設立当時、本店のあった埼玉県越谷市周辺は、東京外かく環状道路の開通に伴って東京都内、千葉県内への利便性が増しており、多くの企業が物流拠点を置く地域となりつつあった。さらに、大企業を中心に経費節減を進める一環として、アウトソーシングの活用により物流経費の圧縮をねらう動きが定着し始めていたことも追い風となっていた。

また、保管、運送などほとんどの実務を外部に委託していたが、外部委託では緊急時に迅速な対応ができないことに加え、得意先の信頼を確保するために、自社で倉庫などのハードを用意せざるを得なくなった。しかし、倉庫はすべて借用物件で対応することができたので、自社の経営基盤の成長と釣り合った事業拡大を進められたことが経営に大きく貢献した。

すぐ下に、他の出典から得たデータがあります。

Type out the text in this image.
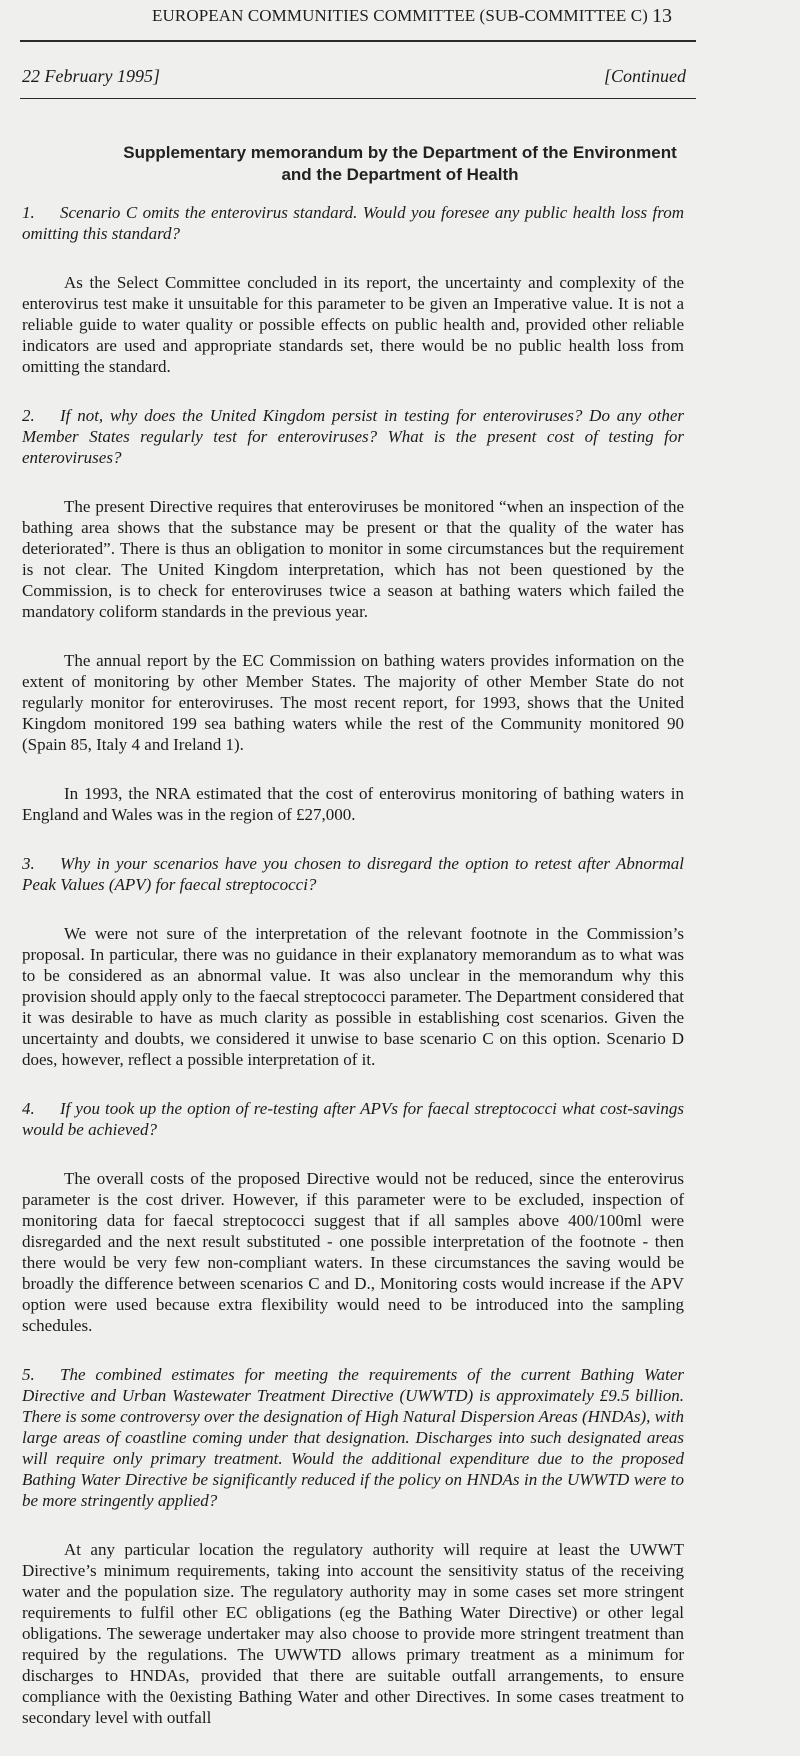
EUROPEAN COMMUNITIES COMMITTEE (SUB-COMMITTEE C) 13
22 February 1995]	[Continued
Supplementary memorandum by the Department of the Environment
and the Department of Health

1. Scenario C omits the enterovirus standard. Would you foresee any public health loss from omitting this standard?

As the Select Committee concluded in its report, the uncertainty and complexity of the enterovirus test make it unsuitable for this parameter to be given an Imperative value. It is not a reliable guide to water quality or possible effects on public health and, provided other reliable indicators are used and appropriate standards set, there would be no public health loss from omitting the standard.

2. If not, why does the United Kingdom persist in testing for enteroviruses? Do any other Member States regularly test for enteroviruses? What is the present cost of testing for enteroviruses?

The present Directive requires that enteroviruses be monitored “when an inspection of the bathing area shows that the substance may be present or that the quality of the water has deteriorated”. There is thus an obligation to monitor in some circumstances but the requirement is not clear. The United Kingdom interpretation, which has not been questioned by the Commission, is to check for enteroviruses twice a season at bathing waters which failed the mandatory coliform standards in the previous year.

The annual report by the EC Commission on bathing waters provides information on the extent of monitoring by other Member States. The majority of other Member State do not regularly monitor for enteroviruses. The most recent report, for 1993, shows that the United Kingdom monitored 199 sea bathing waters while the rest of the Community monitored 90 (Spain 85, Italy 4 and Ireland 1).

In 1993, the NRA estimated that the cost of enterovirus monitoring of bathing waters in England and Wales was in the region of £27,000.

3. Why in your scenarios have you chosen to disregard the option to retest after Abnormal Peak Values (APV) for faecal streptococci?

We were not sure of the interpretation of the relevant footnote in the Commission’s proposal. In particular, there was no guidance in their explanatory memorandum as to what was to be considered as an abnormal value. It was also unclear in the memorandum why this provision should apply only to the faecal streptococci parameter. The Department considered that it was desirable to have as much clarity as possible in establishing cost scenarios. Given the uncertainty and doubts, we considered it unwise to base scenario C on this option. Scenario D does, however, reflect a possible interpretation of it.

4. If you took up the option of re-testing after APVs for faecal streptococci what cost-savings would be achieved?

The overall costs of the proposed Directive would not be reduced, since the enterovirus parameter is the cost driver. However, if this parameter were to be excluded, inspection of monitoring data for faecal streptococci suggest that if all samples above 400/100ml were disregarded and the next result substituted - one possible interpretation of the footnote - then there would be very few non-compliant waters. In these circumstances the saving would be broadly the difference between scenarios C and D., Monitoring costs would increase if the APV option were used because extra flexibility would need to be introduced into the sampling schedules.

5. The combined estimates for meeting the requirements of the current Bathing Water Directive and Urban Wastewater Treatment Directive (UWWTD) is approximately £9.5 billion. There is some controversy over the designation of High Natural Dispersion Areas (HNDAs), with large areas of coastline coming under that designation. Discharges into such designated areas will require only primary treatment. Would the additional expenditure due to the proposed Bathing Water Directive be significantly reduced if the policy on HNDAs in the UWWTD were to be more stringently applied?

At any particular location the regulatory authority will require at least the UWWT Directive’s minimum requirements, taking into account the sensitivity status of the receiving water and the population size. The regulatory authority may in some cases set more stringent requirements to fulfil other EC obligations (eg the Bathing Water Directive) or other legal obligations. The sewerage undertaker may also choose to provide more stringent treatment than required by the regulations. The UWWTD allows primary treatment as a minimum for discharges to HNDAs, provided that there are suitable outfall arrangements, to ensure compliance with the 0existing Bathing Water and other Directives. In some cases treatment to secondary level with outfall
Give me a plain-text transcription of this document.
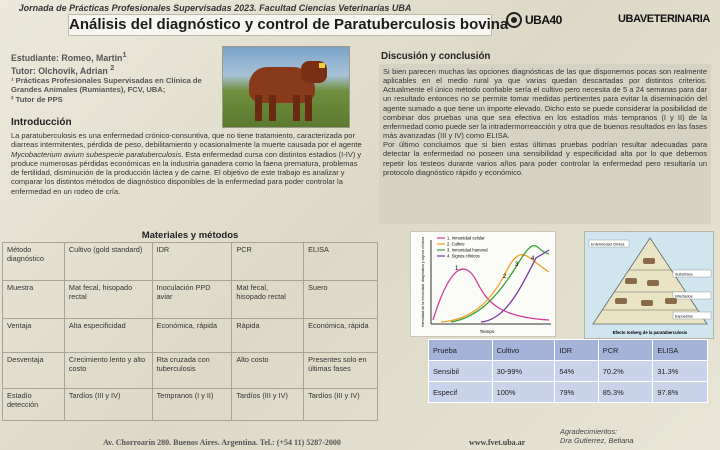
Jornada de Prácticas Profesionales Supervisadas 2023. Facultad Ciencias Veterinarias UBA
Análisis del diagnóstico y control de Paratuberculosis bovina UBA40	UBAVETERINARIA
Estudiante: Romeo, Martin$^1$
Tutor: Olchovik, Adrian $^2$
¹ Prácticas Profesionales Supervisadas en Clínica de Grandes Animales (Rumiantes), FCV, UBA;
² Tutor de PPS
Introducción
La paratuberculosis es una enfermedad crónico-consuntiva, que no tiene tratamiento, caracterizada por diarreas intermitentes, pérdida de peso, debilitamiento y ocasionalmente la muerte causada por el agente Mycobacterium avium subespecie paratuberculosis. Esta enfermedad cursa con distintos estadios (I-IV) y produce numerosas pérdidas económicas en la industria ganadera como la faena prematura, problemas de fertilidad, disminución de la producción láctea y de carne. El objetivo de este trabajo es analizar y comparar los distintos métodos de diagnóstico disponibles de la enfermedad para poder controlar la enfermedad en un rodeo de cría.
Materiales y métodos
Método diagnóstico	Cultivo (gold standard)	IDR	PCR	ELISA
Muestra	Mat fecal, hisopado rectal	Inoculación PPD aviar	Mat fecal, hisopado rectal	Suero
Ventaja	Alta especificidad	Económica, rápida	Rápida	Económica, rápida
Desventaja	Crecimiento lento y alto costo	Rta cruzada con tuberculosis	Alto costo	Presentes solo en últimas fases
Estadío detección	Tardíos (III y IV)	Tempranos (I y II)	Tardíos (III y IV)	Tardíos (III y IV)
Discusión y conclusión

Si bien parecen muchas las opciones diagnósticas de las que disponemos pocas son realmente aplicables en el medio rural ya que varias quedan descartadas por distintos criterios. Actualmente el único método confiable sería el cultivo pero necesita de 5 a 24 semanas para dar un resultado entonces no se permite tomar medidas pertinentes para evitar la diseminación del agente sumado a que tiene un importe elevado. Dicho esto se puede considerar la posibilidad de combinar dos pruebas una que sea efectiva en los estadíos más tempranos (I y II) de la enfermedad como puede ser la intradermorreacción y otra que de buenos resultados en las fases más avanzadas (III y IV) como ELISA.

Por último concluimos que si bien estas últimas pruebas podrían resultar adecuadas para detectar la enfermedad no poseen una sensibilidad y especificidad alta por lo que debemos repetir los testeos durante varios años para poder controlar la enfermedad pero resultaría un protocolo diagnóstico rápido y económico.

1. Inmunidad celular
2. Cultivo
3. Inmunidad humoral
4. Signos clínicos
1
2
3
4
Tiempo
Intensidad de la inmunidad, diagnóstico y signos clínicos	Enfermedad Clínica
Subclínica
Infectados
Expuestos
Efecto Iceberg de la paratuberculosis
Prueba	Cultivo	IDR	PCR	ELISA
Sensibil	30-99%	54%	70.2%	31.3%
Especif	100%	79%	85.3%	97.8%
Av. Chorroarín 280. Buenos Aires. Argentina. Tel.: (+54 11) 5287-2000	www.fvet.uba.ar
Agradecimientos:
Dra Gutierrez, Betiana
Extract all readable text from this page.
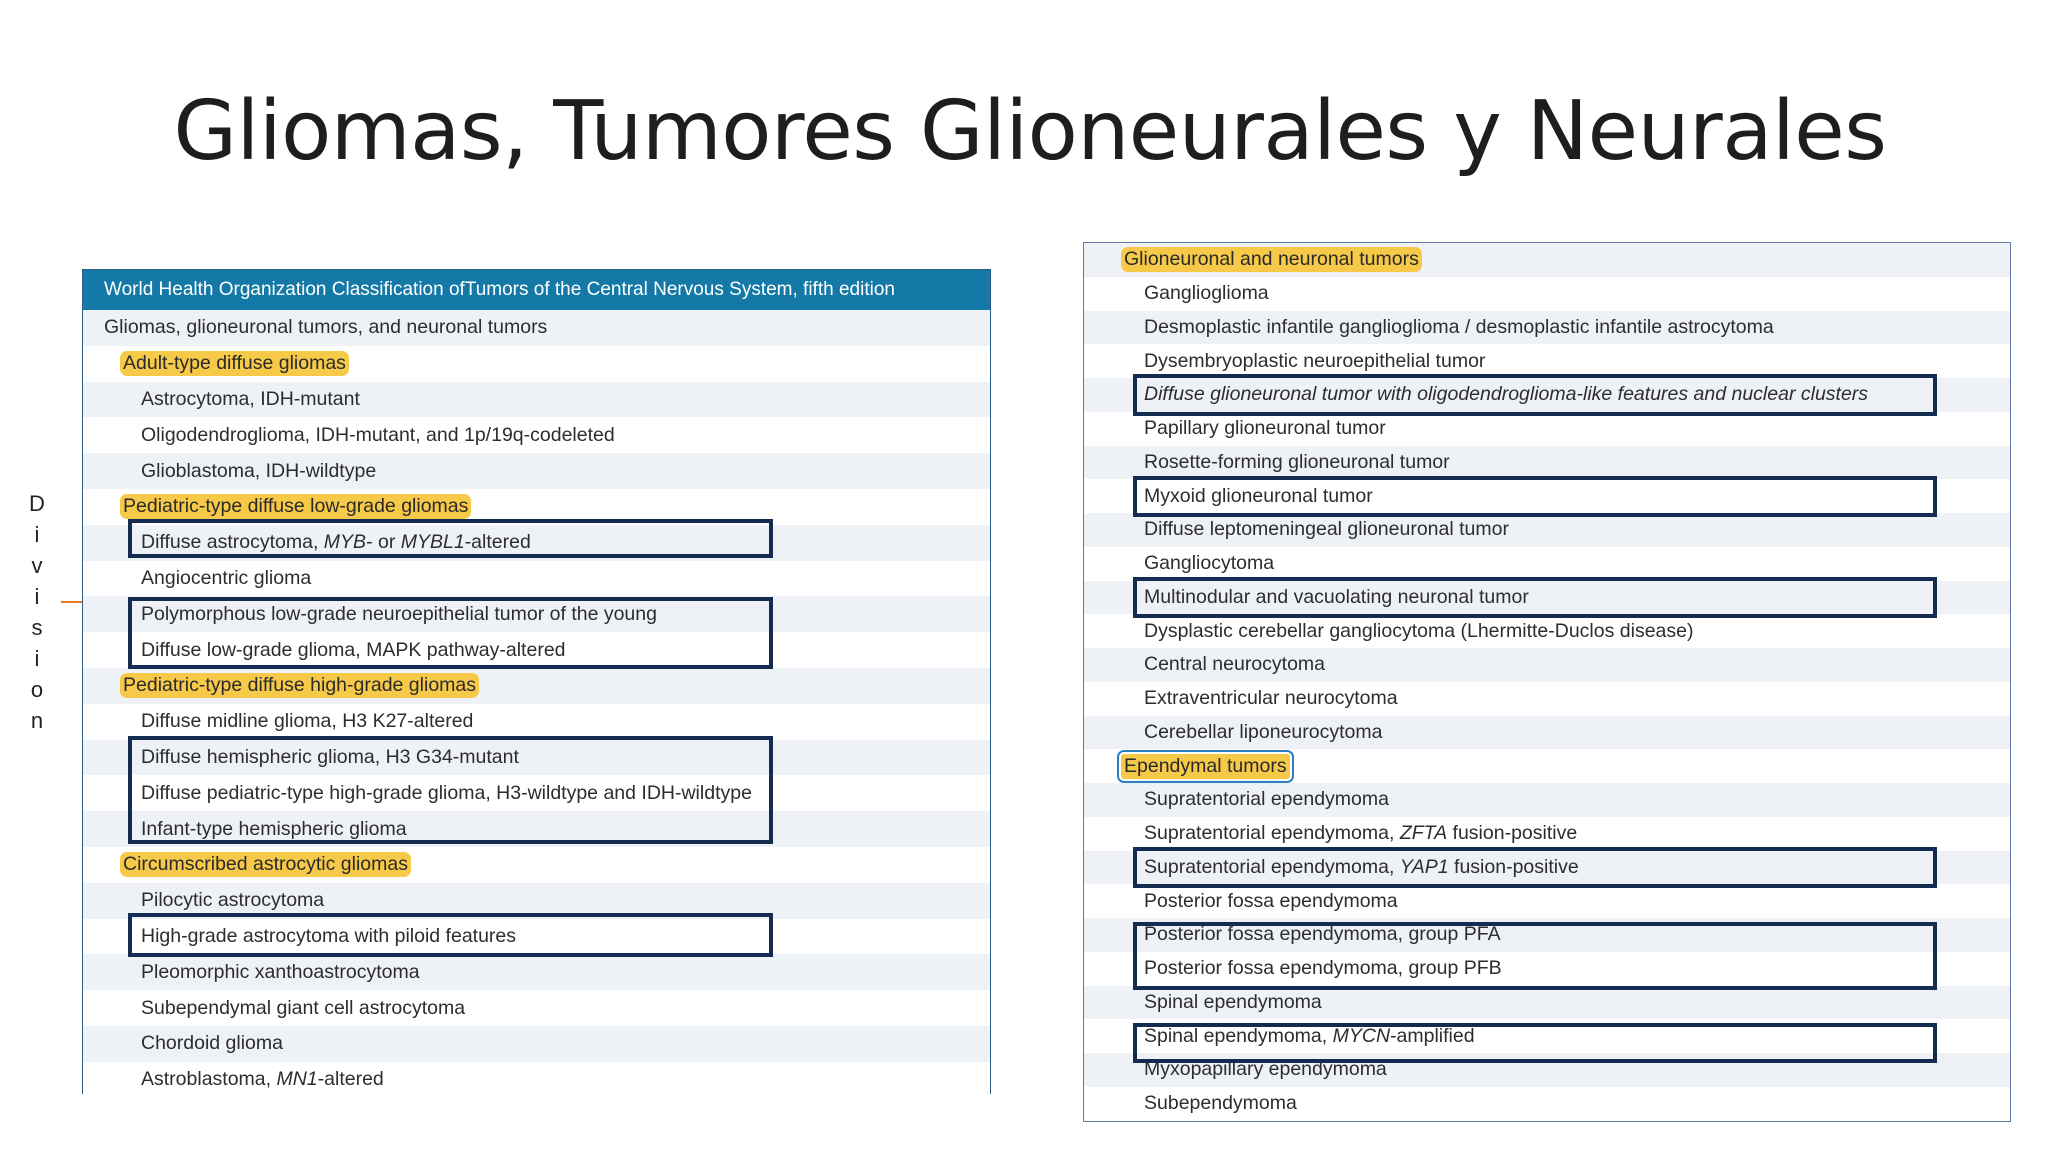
Gliomas, Tumores Glioneurales y Neurales
D
i
v
i
s
i
o
n
World Health Organization Classification ofTumors of the Central Nervous System, fifth edition
Gliomas, glioneuronal tumors, and neuronal tumors
Adult-type diffuse gliomas
Astrocytoma, IDH-mutant
Oligodendroglioma, IDH-mutant, and 1p/19q-codeleted
Glioblastoma, IDH-wildtype
Pediatric-type diffuse low-grade gliomas
Diffuse astrocytoma, MYB- or MYBL1-altered
Angiocentric glioma
Polymorphous low-grade neuroepithelial tumor of the young
Diffuse low-grade glioma, MAPK pathway-altered
Pediatric-type diffuse high-grade gliomas
Diffuse midline glioma, H3 K27-altered
Diffuse hemispheric glioma, H3 G34-mutant
Diffuse pediatric-type high-grade glioma, H3-wildtype and IDH-wildtype
Infant-type hemispheric glioma
Circumscribed astrocytic gliomas
Pilocytic astrocytoma
High-grade astrocytoma with piloid features
Pleomorphic xanthoastrocytoma
Subependymal giant cell astrocytoma
Chordoid glioma
Astroblastoma, MN1-altered
Glioneuronal and neuronal tumors
Ganglioglioma
Desmoplastic infantile ganglioglioma / desmoplastic infantile astrocytoma
Dysembryoplastic neuroepithelial tumor
Diffuse glioneuronal tumor with oligodendroglioma-like features and nuclear clusters
Papillary glioneuronal tumor
Rosette-forming glioneuronal tumor
Myxoid glioneuronal tumor
Diffuse leptomeningeal glioneuronal tumor
Gangliocytoma
Multinodular and vacuolating neuronal tumor
Dysplastic cerebellar gangliocytoma (Lhermitte-Duclos disease)
Central neurocytoma
Extraventricular neurocytoma
Cerebellar liponeurocytoma
Ependymal tumors
Supratentorial ependymoma
Supratentorial ependymoma, ZFTA fusion-positive
Supratentorial ependymoma, YAP1 fusion-positive
Posterior fossa ependymoma
Posterior fossa ependymoma, group PFA
Posterior fossa ependymoma, group PFB
Spinal ependymoma
Spinal ependymoma, MYCN-amplified
Myxopapillary ependymoma
Subependymoma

売上が伸びた要因としては、1.近年、企業が顧客開拓のためにDM(ダイレクトメール)を強化しているのに加えて、商品サンプルなどを併せて発送するケースが増加していること、2.通販会社が業容を拡大していること、3.DM ラッピングマシンの導入によって高品質・短納期で提供できる体制を整えられたことの3点が挙げられる。

現在、本店は埼玉県三郷市にあるが、周辺の草加市、八潮市などの地域には、倉庫業、こん包業を営む企業が多く立地している。このため、各企業が自社倉庫で保管等の対応ができないときには、近隣の倉庫会社と倉庫スペースの融通を行うなど、相互補完が可能な連携関係ができている。また、三郷市内には大手物流企業の拠点が数多く所在しているため、運送にかかる時間やコストを削減できるという集積のメリットもある。

会社の事業目的として、「物流をソフトとハードの両面からサポートする」ことを掲げていることもあり、今後、特にソフト面でのサービスを拡充していきたいと考えている。具体的には、カスタマーセンターの開設、自社で運用している個人向け発送データベースシステムの顧客への提供、受発注システムの開発・販売などを検討している。